Reneé Austin brought her powerful voice, impressive range, and high-energy enthusiasm to this picturesque outdoor venue and a new audience on this steamy summer night. In keeping with the weather, Reneé started things out smoking in a slow, sultry voice as she sang about her Texas roots on her original, "Little Bit of Texas" (from her CD, Dancing with Mr. Blue). Reneé impressed the crowd with her energy, spirit, and a vocal range that she can bring down low and greasy or take high and piercing with impressively long held notes. She did a good job of mixing selections from her previous CD, well-chosen covers, and a good sampling of new songs that will be on her new CD. "Snake" is an interesting new song that seems to be still evolving. An up tempo R&B song with attitude and heavy metal roots, it basically tells the story of a man who is so low he's a snake.

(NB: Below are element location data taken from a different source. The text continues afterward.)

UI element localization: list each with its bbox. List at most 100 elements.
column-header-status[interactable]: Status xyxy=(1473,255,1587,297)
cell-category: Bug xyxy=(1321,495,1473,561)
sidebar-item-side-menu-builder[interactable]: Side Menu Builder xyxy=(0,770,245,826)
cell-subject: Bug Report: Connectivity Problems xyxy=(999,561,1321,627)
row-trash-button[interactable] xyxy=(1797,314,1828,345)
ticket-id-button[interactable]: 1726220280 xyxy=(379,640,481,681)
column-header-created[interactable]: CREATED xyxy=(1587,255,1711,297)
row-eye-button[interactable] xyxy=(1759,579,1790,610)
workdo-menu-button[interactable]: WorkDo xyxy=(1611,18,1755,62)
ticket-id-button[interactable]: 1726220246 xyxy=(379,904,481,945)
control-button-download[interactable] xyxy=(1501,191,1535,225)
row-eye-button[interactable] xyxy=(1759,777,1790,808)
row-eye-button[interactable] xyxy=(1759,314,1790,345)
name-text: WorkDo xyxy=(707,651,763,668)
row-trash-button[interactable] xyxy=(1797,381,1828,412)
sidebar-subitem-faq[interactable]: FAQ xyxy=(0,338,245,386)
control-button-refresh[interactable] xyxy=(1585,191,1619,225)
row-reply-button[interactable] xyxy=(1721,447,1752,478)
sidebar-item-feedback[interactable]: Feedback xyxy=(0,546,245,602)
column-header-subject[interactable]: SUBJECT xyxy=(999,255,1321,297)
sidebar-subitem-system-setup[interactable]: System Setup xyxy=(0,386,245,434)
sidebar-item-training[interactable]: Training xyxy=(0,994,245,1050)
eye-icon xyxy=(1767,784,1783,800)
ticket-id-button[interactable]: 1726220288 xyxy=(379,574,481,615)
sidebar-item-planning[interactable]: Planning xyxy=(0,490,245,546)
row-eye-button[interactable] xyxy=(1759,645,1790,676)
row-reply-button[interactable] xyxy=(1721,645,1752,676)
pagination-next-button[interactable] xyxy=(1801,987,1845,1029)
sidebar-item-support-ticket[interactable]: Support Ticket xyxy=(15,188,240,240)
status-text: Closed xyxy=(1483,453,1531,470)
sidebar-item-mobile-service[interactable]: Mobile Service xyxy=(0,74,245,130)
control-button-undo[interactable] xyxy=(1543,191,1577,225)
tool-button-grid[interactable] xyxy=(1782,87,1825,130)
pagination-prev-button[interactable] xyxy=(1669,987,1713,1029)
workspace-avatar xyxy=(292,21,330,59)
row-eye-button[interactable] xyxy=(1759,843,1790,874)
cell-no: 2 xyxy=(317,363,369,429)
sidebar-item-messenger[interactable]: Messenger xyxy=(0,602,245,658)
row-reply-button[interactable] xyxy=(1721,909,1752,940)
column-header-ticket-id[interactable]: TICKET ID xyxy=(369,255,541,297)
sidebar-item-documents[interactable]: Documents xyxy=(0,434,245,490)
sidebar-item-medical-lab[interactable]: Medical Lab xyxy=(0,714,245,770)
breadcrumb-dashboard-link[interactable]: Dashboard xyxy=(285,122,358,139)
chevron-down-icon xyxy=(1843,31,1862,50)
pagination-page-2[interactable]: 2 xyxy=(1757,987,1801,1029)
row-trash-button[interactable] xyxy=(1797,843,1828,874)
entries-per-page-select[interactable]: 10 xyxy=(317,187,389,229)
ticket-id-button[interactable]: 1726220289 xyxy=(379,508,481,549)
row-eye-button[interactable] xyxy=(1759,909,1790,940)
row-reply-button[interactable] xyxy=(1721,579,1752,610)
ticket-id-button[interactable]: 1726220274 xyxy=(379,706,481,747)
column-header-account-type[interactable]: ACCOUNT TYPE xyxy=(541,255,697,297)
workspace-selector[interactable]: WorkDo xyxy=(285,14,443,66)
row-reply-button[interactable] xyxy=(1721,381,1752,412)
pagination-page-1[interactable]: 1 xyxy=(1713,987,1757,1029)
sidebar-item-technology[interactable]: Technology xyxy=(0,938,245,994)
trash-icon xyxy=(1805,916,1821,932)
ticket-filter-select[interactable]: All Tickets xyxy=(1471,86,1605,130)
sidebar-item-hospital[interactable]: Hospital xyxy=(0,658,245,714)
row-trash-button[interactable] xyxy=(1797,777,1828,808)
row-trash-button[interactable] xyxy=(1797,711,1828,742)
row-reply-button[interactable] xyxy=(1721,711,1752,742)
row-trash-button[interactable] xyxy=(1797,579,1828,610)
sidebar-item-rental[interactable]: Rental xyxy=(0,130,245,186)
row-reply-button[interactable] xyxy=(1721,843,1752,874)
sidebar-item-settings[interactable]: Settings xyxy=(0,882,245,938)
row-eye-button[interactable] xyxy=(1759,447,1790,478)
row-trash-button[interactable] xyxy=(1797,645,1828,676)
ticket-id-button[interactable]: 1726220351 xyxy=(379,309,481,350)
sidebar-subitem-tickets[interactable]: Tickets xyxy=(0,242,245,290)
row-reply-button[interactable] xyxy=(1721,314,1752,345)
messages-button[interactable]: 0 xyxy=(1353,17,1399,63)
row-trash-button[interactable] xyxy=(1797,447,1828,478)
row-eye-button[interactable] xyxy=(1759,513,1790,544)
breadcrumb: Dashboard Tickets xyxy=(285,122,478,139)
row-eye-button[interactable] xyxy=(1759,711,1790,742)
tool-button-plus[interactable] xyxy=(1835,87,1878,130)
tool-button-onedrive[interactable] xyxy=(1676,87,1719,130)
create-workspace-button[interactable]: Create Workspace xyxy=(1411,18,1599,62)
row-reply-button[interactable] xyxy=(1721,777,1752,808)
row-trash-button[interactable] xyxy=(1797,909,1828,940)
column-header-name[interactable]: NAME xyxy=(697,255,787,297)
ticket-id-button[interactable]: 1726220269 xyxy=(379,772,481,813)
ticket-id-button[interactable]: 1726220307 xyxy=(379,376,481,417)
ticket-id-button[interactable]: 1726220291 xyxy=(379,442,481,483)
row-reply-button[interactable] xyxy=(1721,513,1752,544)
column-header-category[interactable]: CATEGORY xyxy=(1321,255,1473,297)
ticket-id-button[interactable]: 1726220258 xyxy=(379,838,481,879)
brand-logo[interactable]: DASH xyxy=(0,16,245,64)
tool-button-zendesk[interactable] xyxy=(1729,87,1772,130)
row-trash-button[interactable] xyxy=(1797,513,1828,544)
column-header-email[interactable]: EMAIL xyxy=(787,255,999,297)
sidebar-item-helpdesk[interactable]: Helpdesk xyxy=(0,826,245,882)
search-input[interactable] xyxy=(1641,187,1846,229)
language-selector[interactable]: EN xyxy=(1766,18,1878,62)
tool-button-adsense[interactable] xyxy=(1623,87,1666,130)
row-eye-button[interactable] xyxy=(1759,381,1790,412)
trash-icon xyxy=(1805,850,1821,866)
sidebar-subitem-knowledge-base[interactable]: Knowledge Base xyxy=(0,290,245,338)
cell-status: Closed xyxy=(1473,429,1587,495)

Despite getting a bit of a late start, and not having her regular horn players, Reneé quickly energized the crowd and got them up cheering and dancing on the small patio in front of the outdoor stage. Her torchy new song, "Fool Moon" had the crowd impressed with her singing, the band's rich, subtle, playing, and the passion she brings to her shows. Reneé had the crowd on their feet yelling for more at the end of her set. So she came out and did a brief encore, once again to enthusiastic response. You could honestly say that Reneé made a whole new group of Wisconsin fans with her spirited performance. If there is a recording company out there willing to look for sheer talent, enthusiasm, and emotional impact instead of the next 16 year old phenomenon, it would do well to sign Reneé to a contract.

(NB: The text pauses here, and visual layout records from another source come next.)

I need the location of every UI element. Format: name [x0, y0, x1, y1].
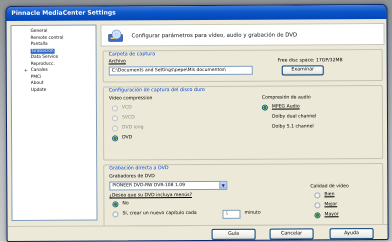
settings-window: Pinnacle MediaCenter Settings General Re… [5, 4, 389, 242]
chapter-radio[interactable] [112, 211, 119, 218]
dvd-long-label: DVD long [122, 125, 144, 131]
mpeg-audio-radio[interactable] [261, 104, 268, 111]
chapter-minutes-input[interactable]: 5 [222, 209, 241, 219]
hdd-capture-group: Configuración de captura del disco duro … [102, 85, 384, 161]
sidebar-item-label: Grabación [30, 48, 55, 54]
dolby-dual-label[interactable]: Dolby dual channel [272, 114, 316, 119]
chevron-down-icon[interactable]: ▼ [219, 181, 227, 189]
sidebar-item-label: About [30, 80, 44, 86]
quality-bien-radio[interactable] [314, 192, 321, 199]
audio-compression-label: Compresión de audio [261, 95, 311, 101]
sidebar-item-label: General [30, 28, 48, 34]
sidebar-item-label: Canales [30, 67, 48, 73]
capture-folder-group: Carpeta de captura Archivo C:\Documents … [102, 49, 383, 83]
chapter-label: Sí, crear un nuevo capítulo cada [122, 211, 197, 217]
hdd-capture-title: Configuración de captura del disco duro [108, 87, 205, 94]
dvd-recorder-icon [108, 28, 124, 44]
sidebar-item-label: Update [30, 87, 47, 93]
settings-content: Configurar parámetros para vídeo, audio … [100, 21, 385, 227]
page-description: Configurar parámetros para vídeo, audio … [131, 32, 298, 40]
vcd-label: VCD [121, 105, 132, 111]
capture-folder-title: Carpeta de captura [108, 52, 156, 58]
recorder-select-value: PIONEER DVD-RW DVR-108 1.09 [112, 183, 185, 189]
sidebar-item-label: Data Service [30, 54, 59, 60]
dvd-radio[interactable] [112, 135, 119, 142]
window-title: Pinnacle MediaCenter Settings [6, 5, 387, 21]
menus-no-label: No [122, 201, 129, 207]
page-header: Configurar parámetros para vídeo, audio … [100, 23, 385, 47]
sidebar-item-label: Reproducc. [30, 61, 55, 67]
quality-mayor-radio[interactable] [314, 212, 321, 219]
sidebar-item-label: Pantalla [30, 41, 48, 47]
dvd-record-title: Grabación directa a DVD [109, 166, 169, 172]
dvd-long-radio[interactable] [112, 125, 119, 132]
file-label: Archivo [108, 59, 126, 65]
dvd-label: DVD [122, 135, 133, 141]
footer-divider [7, 223, 389, 227]
sidebar-item-update[interactable]: Update [12, 87, 96, 94]
mpeg-audio-label: MPEG Audio [271, 104, 300, 110]
free-disc-space: Free disc space: 17GP/32MB [277, 58, 343, 64]
menus-question-label: ¿Desea que su DVD incluya menús? [109, 193, 193, 199]
capture-path-input[interactable]: C:\Documents and Settings\pepe\Mis docum… [108, 65, 253, 76]
quality-bien-label: Bien [324, 192, 335, 198]
dvd-record-group: Grabación directa a DVD Grabadores de DV… [103, 163, 384, 227]
settings-tree: General Remote control Pantalla Grabació… [10, 24, 98, 221]
menus-no-radio[interactable] [112, 201, 119, 208]
quality-mejor-label: Mejor [324, 202, 338, 208]
help-button[interactable]: Ayuda [329, 228, 374, 240]
video-compression-label: Vídeo compression [108, 96, 153, 102]
dolby-51-label[interactable]: Dolby 5.1 channel [272, 124, 314, 129]
svcd-radio[interactable] [111, 115, 118, 122]
quality-mejor-radio[interactable] [314, 202, 321, 209]
cancel-button[interactable]: Cancelar [269, 228, 314, 240]
sidebar-item-label: Remote control [30, 35, 64, 41]
quality-label: Calidad de vídeo [310, 184, 349, 190]
recorder-label: Grabadores de DVD [109, 174, 155, 180]
browse-button[interactable]: Examinar [281, 65, 324, 76]
minutes-label: minuto [244, 210, 261, 216]
recorder-select[interactable]: PIONEER DVD-RW DVR-108 1.09 ▼ [109, 180, 228, 191]
save-button[interactable]: Guía [211, 228, 256, 240]
svcd-label: SVCD [121, 115, 135, 121]
quality-mayor-label: Mayor [324, 212, 339, 218]
sidebar-item-label: PMCi [30, 74, 42, 80]
vcd-radio[interactable] [111, 105, 118, 112]
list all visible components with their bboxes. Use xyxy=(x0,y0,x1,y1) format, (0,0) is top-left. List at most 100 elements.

The fans were not the only ones who were impressed. Marcia Ball, who normally starts out right away at her keyboard, instead sang two songs standing up at the microphone before getting behind her keyboard. This is something Marcia does not do that often, and to the best of my knowledge, only when she follows someone who had a really hot performance before her. The recent WC Handy award winner, for blues album of the year, Presumed Innocent, got things moving early on with "Red Beans Cooking." Marcia played a great boogie woogie piano while pumping her leg to the rhythm, singing in her clear, expressive voice with a Texas twang. This original had the crowd up dancing and jumping. Marcia did a good job during her nearly 2 hour set of changing paces, mixing smoky, blues grinders like "Just Kiss Me Baby" and "It's Alright Baby" with the rocking blues of "Hey Carry On" and "Down Route 9." Marcia and her solid backing band changed up the atmosphere and emotions well in their performance.

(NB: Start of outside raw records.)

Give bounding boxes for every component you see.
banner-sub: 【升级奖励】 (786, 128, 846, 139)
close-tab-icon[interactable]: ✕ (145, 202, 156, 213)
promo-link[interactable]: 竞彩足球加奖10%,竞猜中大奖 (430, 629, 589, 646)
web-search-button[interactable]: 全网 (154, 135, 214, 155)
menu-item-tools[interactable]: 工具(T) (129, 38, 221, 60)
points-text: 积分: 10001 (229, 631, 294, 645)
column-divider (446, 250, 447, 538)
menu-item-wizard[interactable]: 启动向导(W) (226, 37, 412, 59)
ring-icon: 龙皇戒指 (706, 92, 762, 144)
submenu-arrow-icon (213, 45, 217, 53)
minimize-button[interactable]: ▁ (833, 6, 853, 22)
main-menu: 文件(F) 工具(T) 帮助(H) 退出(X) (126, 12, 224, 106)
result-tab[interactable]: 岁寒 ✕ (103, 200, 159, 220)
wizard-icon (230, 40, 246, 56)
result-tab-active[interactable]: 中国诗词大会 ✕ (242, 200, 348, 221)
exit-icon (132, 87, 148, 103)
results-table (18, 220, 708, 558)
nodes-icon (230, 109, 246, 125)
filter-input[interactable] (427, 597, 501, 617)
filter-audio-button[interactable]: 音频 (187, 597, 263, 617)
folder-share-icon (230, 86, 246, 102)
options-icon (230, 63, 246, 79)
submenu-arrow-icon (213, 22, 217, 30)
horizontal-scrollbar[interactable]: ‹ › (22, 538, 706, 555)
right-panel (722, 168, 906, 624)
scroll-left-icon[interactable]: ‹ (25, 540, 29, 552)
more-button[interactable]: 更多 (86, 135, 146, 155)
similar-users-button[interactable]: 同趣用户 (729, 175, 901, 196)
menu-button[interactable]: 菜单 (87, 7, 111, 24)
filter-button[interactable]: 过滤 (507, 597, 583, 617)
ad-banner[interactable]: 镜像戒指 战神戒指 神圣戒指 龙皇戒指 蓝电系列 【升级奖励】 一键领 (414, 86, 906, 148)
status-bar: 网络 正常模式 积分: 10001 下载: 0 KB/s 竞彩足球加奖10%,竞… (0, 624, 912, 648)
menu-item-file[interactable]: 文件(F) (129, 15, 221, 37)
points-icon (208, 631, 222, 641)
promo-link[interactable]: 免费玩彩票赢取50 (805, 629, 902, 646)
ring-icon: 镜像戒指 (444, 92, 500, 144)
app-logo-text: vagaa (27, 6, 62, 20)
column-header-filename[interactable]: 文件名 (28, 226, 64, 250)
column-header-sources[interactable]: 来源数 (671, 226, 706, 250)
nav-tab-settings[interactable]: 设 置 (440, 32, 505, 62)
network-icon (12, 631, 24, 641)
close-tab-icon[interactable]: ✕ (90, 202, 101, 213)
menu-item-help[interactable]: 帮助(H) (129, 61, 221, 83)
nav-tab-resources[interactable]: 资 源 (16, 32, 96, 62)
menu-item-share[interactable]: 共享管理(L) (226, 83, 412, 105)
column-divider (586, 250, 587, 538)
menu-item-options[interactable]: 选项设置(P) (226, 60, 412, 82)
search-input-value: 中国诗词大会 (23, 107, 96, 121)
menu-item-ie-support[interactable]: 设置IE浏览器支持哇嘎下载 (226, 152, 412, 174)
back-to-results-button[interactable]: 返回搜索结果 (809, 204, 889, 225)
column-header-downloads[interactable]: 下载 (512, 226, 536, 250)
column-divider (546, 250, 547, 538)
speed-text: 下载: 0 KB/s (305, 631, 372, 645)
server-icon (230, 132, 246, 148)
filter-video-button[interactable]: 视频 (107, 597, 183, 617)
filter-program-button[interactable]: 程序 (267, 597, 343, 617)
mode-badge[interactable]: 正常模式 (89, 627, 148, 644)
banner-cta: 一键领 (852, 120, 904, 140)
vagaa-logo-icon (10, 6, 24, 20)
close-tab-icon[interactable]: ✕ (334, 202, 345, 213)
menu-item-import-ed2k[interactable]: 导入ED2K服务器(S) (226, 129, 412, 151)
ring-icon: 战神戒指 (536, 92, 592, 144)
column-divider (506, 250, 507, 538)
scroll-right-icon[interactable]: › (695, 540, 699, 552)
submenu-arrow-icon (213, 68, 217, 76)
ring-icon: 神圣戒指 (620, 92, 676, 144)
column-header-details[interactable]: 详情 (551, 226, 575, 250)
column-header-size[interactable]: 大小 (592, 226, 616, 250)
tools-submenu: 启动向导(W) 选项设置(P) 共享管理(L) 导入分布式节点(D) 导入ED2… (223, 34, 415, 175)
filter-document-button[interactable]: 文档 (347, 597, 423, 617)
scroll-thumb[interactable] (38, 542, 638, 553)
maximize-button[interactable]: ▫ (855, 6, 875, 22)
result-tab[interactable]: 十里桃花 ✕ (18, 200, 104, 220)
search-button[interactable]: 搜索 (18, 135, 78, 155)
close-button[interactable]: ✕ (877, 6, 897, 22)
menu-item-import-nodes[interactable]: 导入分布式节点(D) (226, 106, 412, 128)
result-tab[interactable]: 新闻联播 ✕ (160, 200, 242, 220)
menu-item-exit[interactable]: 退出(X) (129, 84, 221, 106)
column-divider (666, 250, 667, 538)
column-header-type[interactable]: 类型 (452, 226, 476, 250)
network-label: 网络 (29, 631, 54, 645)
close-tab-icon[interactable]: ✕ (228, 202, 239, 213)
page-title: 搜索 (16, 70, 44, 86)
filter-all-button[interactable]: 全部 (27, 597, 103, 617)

Two songs that really stood out because of their strong emotional appeal were the slow, soulful blues on "St. Gabriel" and the mid-tempo blues of "I'm Coming Down With the Blues." St. Gabriel a sad ballad about a tough life lived along the Mississippi delivered as a slow blues grinder. Here Marcia's rich, ringing piano chords, smoking vocals, lead guitarist Pat Boyack's slow, eerie, and piercing guitar licks followed by quick bursts of fills and the dirty tones of Brad Andrews on sax all reinforced the heavy emotion of the song's lyrics. The reflective blues of "I'm Coming Down with the Blues" demonstrated again Marcia's panache at the piano as she sang. Sax man Andrews did an excellent job of melding his low, powerful sax riffs with Marcia's piano without outshining the boss.
While Marcia has turned out some impressive music on CD's, here live performances is where she really shines. She feeds off the crowd's energy and always gives fans more than their money's worth. After the show she said she feels she is much more of a live performer than a studio one. With all her well-dressed style and long-legged grace on stage, Marcia remains a performer who can be a little bawdy, a little fiesty, and retains her down home charm under pressure. Being on the banks of the Mississippi on a humid night, she played many songs with a river or New Orleans area theme. She and her band were constantly under the attack of flying insects. At one point she quipped "Boy, this is great, I haven't had a bug in the eye or mouth for a minute and a half!." And she mentioned that she and the band "Need to be doused." Sensing the crowds enthusiasm, she said "We were going to take a break here, but since we have to quit by 11:00 we'll just keep on playing if it's OK with you." The crowd roared their approval.
I would highly recommend a road trip to the Trempeleau Hotel for one of their outdoor blues show. The site on the banks of the Mississippi features great scenery, the staff is very friendly and helpful, the whole atmosphere is laid back and welcoming. The outdoor performance area has ample shade, refreshment stands and bars, picnic tables, a dance area, and a grassy expanse to plop your lawn chair. The drive down from the Twin Cities along the river is scenic and relaxing. And there is ample camping space within walking distance. But if you go, take your bug spray and lawn chair.